Bulgaria faces a similar problem, with 80% of its 9,2 million inhabitants unvaccinated and a healthcare system working at full capacity.

Baltic performance

The Baltic countries of Latvia and Estonia have been performing better than Romania and Bulgaria but are still lagging behind the EU average with under 60% of their population fully vaccinated and a concerning number of growing cases.

Leaders of the EU vaccination effort

Countries like Germany, France, Spain and Italy lead the numbers of vaccinated population within the EU. However, this doesn't mean they shouldn't be paying attention to what's going on in other European countries.

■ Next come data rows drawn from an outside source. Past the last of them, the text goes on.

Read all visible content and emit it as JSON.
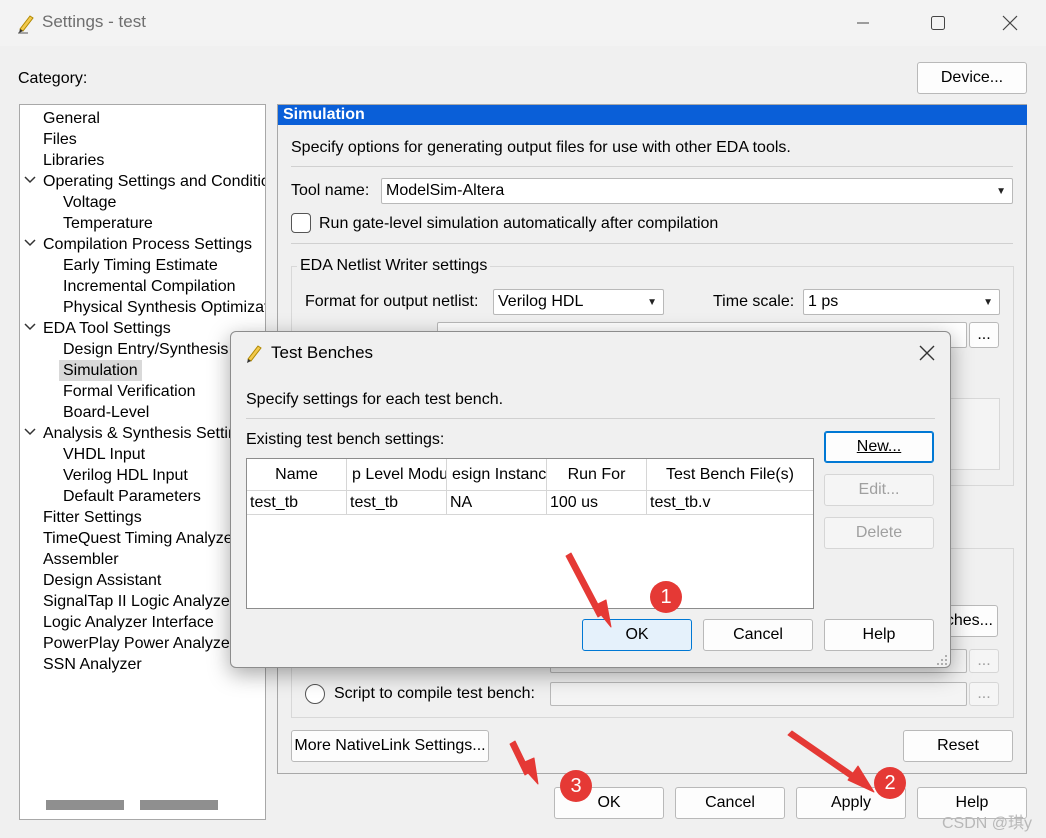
{
  "window": {
    "title": "Settings - test",
    "controls": [
      "minimize",
      "maximize",
      "close"
    ]
  },
  "category_label": "Category:",
  "device_button": "Device...",
  "tree": [
    {
      "label": "General",
      "level": 0
    },
    {
      "label": "Files",
      "level": 0
    },
    {
      "label": "Libraries",
      "level": 0
    },
    {
      "label": "Operating Settings and Conditic",
      "level": 0,
      "expanded": true
    },
    {
      "label": "Voltage",
      "level": 1
    },
    {
      "label": "Temperature",
      "level": 1
    },
    {
      "label": "Compilation Process Settings",
      "level": 0,
      "expanded": true
    },
    {
      "label": "Early Timing Estimate",
      "level": 1
    },
    {
      "label": "Incremental Compilation",
      "level": 1
    },
    {
      "label": "Physical Synthesis Optimizati",
      "level": 1
    },
    {
      "label": "EDA Tool Settings",
      "level": 0,
      "expanded": true
    },
    {
      "label": "Design Entry/Synthesis",
      "level": 1
    },
    {
      "label": "Simulation",
      "level": 1,
      "selected": true
    },
    {
      "label": "Formal Verification",
      "level": 1
    },
    {
      "label": "Board-Level",
      "level": 1
    },
    {
      "label": "Analysis & Synthesis Settin",
      "level": 0,
      "expanded": true
    },
    {
      "label": "VHDL Input",
      "level": 1
    },
    {
      "label": "Verilog HDL Input",
      "level": 1
    },
    {
      "label": "Default Parameters",
      "level": 1
    },
    {
      "label": "Fitter Settings",
      "level": 0
    },
    {
      "label": "TimeQuest Timing Analyze",
      "level": 0
    },
    {
      "label": "Assembler",
      "level": 0
    },
    {
      "label": "Design Assistant",
      "level": 0
    },
    {
      "label": "SignalTap II Logic Analyze",
      "level": 0
    },
    {
      "label": "Logic Analyzer Interface",
      "level": 0
    },
    {
      "label": "PowerPlay Power Analyzer",
      "level": 0
    },
    {
      "label": "SSN Analyzer",
      "level": 0
    }
  ],
  "panel": {
    "heading": "Simulation",
    "description": "Specify options for generating output files for use with other EDA tools.",
    "tool_name_label": "Tool name:",
    "tool_name_value": "ModelSim-Altera",
    "run_gate_level_label": "Run gate-level simulation automatically after compilation",
    "netlist_group_title": "EDA Netlist Writer settings",
    "format_label": "Format for output netlist:",
    "format_value": "Verilog HDL",
    "timescale_label": "Time scale:",
    "timescale_value": "1 ps",
    "partial_button": "ches...",
    "ellipsis": "...",
    "script_label": "Script to compile test bench:",
    "more_nativelink_button": "More NativeLink Settings...",
    "reset_button": "Reset"
  },
  "bottom_buttons": {
    "ok": "OK",
    "cancel": "Cancel",
    "apply": "Apply",
    "help": "Help"
  },
  "dialog": {
    "title": "Test Benches",
    "description": "Specify settings for each test bench.",
    "existing_label": "Existing test bench settings:",
    "columns": [
      "Name",
      "p Level Modu",
      "esign Instanc",
      "Run For",
      "Test Bench File(s)"
    ],
    "rows": [
      [
        "test_tb",
        "test_tb",
        "NA",
        "100 us",
        "test_tb.v"
      ]
    ],
    "new_button": "New...",
    "edit_button": "Edit...",
    "delete_button": "Delete",
    "ok_button": "OK",
    "cancel_button": "Cancel",
    "help_button": "Help"
  },
  "annotations": {
    "badge1": "1",
    "badge2": "2",
    "badge3": "3",
    "arrow_color": "#e53935"
  },
  "watermark": "CSDN @琪y",
  "colors": {
    "accent": "#0a5fd8",
    "annotation": "#e53935"
  }
}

Race against time and COVID

The correlation between the number of people vaccinated and the increase in mortality rates is especially concerning, because the new variants of COVID-19 continue to mutate.

Delta plus found in the UK

This is the problem that Prime Minister Boris Johnson and the rest of the British government is facing, due to the effects of the delta variant and the emergence of the a new mutation labelled "delta plus".

A British conundrum

The UK has become something of a conundrum for COVID experts: The country has vaccinated around 70% of its inhabitants, yet it has one of the highest infection rates within the European continent, seven times more than France, Spain or Italy.

Delta plus spreads

British health officials claim it's still too early to say if the new mutation poses a greater risk than the highly-infectious delta variant. NBC also reports that the new strain has been found in the US and in Israel.

Too relaxed in the summer

Some news outlets, such as British newspaper The Guardian, pin the increase in infections to the government dropping most restrictions during the summer. Most other countries in Western Europe kept the restrictions in some form.

No time to let the guard down

What is true is that coronavirus appears to be far from over. Although Europe and the rest of the world appears to be in the cusp of turning the tide against COVID, it's no time to let the guard down.